What is the product formed when acetylene reacts with hypochlorous acid :
(A) $C{H_3}COCl$
(B) $ClC{H_2}CHO$
(C) $C{l_2}CHCHO$
(D) $ClC{H_2}COOH$

Answer 1

Hint:In order to solve this question we need to see the complete analysis of the reaction when acetylene reacts with what happens when acetylene reacts with hypochlorous acid. To form $HCC{l_2} - C{(OH)_2}H$ after this the dehydration of water results in the final product.

Complete step-by-step answer:For solving this question we need to have the knowledge of the reactants so first is acetylene whose formula is $HC \equiv CH$ and the second one is hypochlorous acid whose formula is $HOCl$ these two reacts with each other to form an intermediate whose formula is $HCC{l_2} - C{(OH)_2}H$ .
Now we will see it according to equation:
$HC \equiv CH + 2HOCl \to HCC{l_2} - C{(OH)_2}H$
This is the complete reaction in which a molecule of acetylene (IUPAC name ethyne) reacts with 2 mole of hypochlorous acid to form the intermediate.Now after the dehydration of this intermediate the final product is formed. So we will be seeing it by the reaction:
$HCC{l_2} - C{(OH)_2}H\xrightarrow{{ - {H_2}O}}HCC{l_2} - CHO$
So now we will be analyzing this final reaction and know what is the final product.So when this intermediate is dehydrated then our final product is gained which is di-chloro acetaldehyde.

Hence our final product is gained and the third option which is (C) is correct.

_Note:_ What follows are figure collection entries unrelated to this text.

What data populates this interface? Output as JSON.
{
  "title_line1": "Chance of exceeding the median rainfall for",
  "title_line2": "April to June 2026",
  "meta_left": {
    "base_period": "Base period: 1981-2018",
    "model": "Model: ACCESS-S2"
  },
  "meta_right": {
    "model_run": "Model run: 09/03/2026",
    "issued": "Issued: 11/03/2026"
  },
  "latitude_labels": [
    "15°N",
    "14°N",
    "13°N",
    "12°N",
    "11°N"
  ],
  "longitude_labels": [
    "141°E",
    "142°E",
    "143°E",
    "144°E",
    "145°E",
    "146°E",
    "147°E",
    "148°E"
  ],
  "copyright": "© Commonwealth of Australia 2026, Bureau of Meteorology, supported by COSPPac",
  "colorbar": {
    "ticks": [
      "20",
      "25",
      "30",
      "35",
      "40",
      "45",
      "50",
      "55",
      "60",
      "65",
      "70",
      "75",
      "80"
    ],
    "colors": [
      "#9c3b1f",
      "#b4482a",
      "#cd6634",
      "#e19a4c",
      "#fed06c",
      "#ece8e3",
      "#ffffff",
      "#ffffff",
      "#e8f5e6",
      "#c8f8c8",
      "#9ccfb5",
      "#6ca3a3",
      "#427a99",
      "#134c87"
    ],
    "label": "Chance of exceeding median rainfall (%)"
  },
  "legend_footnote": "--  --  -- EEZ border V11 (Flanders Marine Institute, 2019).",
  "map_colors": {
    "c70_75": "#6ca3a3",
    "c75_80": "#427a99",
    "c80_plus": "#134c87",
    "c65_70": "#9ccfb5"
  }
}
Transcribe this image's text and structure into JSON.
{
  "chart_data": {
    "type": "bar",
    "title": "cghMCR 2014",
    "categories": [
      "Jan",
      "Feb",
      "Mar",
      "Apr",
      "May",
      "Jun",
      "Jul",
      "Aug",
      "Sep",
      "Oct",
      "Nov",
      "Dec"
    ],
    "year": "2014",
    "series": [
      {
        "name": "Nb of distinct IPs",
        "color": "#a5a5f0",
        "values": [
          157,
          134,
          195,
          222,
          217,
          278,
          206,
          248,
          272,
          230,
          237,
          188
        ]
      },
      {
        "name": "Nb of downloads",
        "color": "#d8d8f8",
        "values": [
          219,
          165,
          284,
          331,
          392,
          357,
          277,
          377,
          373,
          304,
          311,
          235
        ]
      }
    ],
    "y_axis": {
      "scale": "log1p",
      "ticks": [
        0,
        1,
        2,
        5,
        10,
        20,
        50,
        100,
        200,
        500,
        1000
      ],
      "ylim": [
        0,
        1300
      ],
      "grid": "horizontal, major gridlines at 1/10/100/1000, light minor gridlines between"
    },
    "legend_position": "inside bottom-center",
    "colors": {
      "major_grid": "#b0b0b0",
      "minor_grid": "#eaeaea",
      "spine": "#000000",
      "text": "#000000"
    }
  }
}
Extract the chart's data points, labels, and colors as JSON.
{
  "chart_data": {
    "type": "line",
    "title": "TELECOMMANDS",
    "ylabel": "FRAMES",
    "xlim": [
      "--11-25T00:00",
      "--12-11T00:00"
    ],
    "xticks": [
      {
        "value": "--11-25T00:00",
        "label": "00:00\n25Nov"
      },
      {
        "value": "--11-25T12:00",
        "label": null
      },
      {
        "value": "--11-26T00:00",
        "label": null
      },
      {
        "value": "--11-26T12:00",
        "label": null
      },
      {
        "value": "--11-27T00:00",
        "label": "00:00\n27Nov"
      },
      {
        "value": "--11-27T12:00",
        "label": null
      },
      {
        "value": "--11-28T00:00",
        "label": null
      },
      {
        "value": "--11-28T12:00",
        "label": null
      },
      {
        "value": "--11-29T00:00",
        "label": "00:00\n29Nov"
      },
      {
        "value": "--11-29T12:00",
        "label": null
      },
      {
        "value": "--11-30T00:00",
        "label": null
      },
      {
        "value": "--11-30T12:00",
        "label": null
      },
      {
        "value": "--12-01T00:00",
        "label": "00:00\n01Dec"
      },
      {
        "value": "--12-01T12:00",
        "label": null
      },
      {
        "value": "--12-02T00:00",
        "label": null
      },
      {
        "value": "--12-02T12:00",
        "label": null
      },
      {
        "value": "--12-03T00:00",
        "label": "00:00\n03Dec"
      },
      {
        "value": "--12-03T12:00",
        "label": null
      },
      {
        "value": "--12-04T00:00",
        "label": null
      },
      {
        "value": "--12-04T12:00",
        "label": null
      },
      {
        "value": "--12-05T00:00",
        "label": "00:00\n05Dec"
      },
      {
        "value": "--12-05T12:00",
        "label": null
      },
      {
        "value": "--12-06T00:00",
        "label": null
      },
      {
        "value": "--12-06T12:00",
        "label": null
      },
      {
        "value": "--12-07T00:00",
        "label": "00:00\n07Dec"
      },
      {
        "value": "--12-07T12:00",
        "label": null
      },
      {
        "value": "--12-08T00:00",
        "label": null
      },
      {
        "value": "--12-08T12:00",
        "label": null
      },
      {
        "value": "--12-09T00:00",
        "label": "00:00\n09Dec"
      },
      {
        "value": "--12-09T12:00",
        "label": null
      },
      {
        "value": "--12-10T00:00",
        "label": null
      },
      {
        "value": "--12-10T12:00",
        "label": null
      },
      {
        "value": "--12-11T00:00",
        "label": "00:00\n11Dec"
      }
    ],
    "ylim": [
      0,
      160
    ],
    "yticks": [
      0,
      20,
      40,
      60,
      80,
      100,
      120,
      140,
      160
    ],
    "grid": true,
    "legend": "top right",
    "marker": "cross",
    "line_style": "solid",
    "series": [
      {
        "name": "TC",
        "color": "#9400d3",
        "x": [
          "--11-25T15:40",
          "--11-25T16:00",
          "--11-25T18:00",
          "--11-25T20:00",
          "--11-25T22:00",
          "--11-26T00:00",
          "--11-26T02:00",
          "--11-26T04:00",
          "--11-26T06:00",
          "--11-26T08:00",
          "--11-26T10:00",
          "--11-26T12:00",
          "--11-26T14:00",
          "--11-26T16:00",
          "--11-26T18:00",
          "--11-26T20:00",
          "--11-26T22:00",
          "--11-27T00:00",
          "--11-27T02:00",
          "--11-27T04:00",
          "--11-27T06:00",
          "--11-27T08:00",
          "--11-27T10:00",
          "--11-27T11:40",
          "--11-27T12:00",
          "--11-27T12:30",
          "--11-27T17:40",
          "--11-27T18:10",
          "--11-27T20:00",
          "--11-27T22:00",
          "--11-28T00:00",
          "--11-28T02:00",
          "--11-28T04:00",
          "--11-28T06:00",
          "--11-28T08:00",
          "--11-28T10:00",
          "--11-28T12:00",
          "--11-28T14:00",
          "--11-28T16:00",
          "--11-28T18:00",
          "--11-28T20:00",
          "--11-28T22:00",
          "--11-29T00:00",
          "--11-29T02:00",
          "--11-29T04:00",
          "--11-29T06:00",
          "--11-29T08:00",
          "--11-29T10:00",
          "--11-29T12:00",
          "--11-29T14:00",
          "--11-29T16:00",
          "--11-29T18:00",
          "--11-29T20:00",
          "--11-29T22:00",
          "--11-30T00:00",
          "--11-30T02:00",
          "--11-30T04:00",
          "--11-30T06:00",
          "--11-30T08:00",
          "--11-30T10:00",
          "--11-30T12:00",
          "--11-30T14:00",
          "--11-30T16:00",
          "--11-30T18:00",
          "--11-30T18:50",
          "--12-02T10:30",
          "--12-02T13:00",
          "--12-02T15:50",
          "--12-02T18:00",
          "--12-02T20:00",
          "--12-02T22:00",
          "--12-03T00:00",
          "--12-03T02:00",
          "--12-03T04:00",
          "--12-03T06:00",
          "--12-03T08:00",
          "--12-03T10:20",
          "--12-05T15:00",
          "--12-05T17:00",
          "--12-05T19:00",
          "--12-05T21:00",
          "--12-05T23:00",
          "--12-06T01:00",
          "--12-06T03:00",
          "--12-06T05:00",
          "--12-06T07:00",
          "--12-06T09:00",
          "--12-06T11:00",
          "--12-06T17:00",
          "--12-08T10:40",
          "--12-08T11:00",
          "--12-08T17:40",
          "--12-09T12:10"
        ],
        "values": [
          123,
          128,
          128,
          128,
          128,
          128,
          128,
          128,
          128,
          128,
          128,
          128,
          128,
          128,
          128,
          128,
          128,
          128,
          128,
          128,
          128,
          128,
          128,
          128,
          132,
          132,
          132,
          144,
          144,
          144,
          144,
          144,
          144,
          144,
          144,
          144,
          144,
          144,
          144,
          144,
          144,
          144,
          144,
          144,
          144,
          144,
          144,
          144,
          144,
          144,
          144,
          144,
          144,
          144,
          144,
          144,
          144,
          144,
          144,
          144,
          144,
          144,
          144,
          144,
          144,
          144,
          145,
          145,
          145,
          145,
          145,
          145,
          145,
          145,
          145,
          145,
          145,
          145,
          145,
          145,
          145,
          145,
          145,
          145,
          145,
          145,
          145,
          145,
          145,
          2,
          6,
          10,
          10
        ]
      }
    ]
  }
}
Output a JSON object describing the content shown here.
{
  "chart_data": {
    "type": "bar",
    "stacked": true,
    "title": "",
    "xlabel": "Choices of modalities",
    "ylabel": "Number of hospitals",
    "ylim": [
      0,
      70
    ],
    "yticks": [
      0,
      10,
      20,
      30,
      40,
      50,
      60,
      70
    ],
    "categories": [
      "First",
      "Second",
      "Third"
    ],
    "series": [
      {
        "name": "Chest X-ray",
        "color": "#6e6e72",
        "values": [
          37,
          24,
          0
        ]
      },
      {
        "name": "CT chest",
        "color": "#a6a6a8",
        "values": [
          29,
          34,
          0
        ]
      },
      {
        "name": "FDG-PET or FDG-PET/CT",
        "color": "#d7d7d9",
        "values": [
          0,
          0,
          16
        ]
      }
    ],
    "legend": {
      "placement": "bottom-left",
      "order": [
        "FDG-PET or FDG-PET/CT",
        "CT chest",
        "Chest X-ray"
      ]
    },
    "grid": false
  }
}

Note:In between the reaction when there is intermediate the reversible product mono acetaldehyde is also formed whose formula is $OHC - C{H_2}Cl$ .When the hypochlorous acid is attacking in the acetylene the –OH group attacks one carbon and joins in it and the Cl group is joined to another carbon and joins in that.So one bond is broken and the triple bond between two C is converted into a double bond.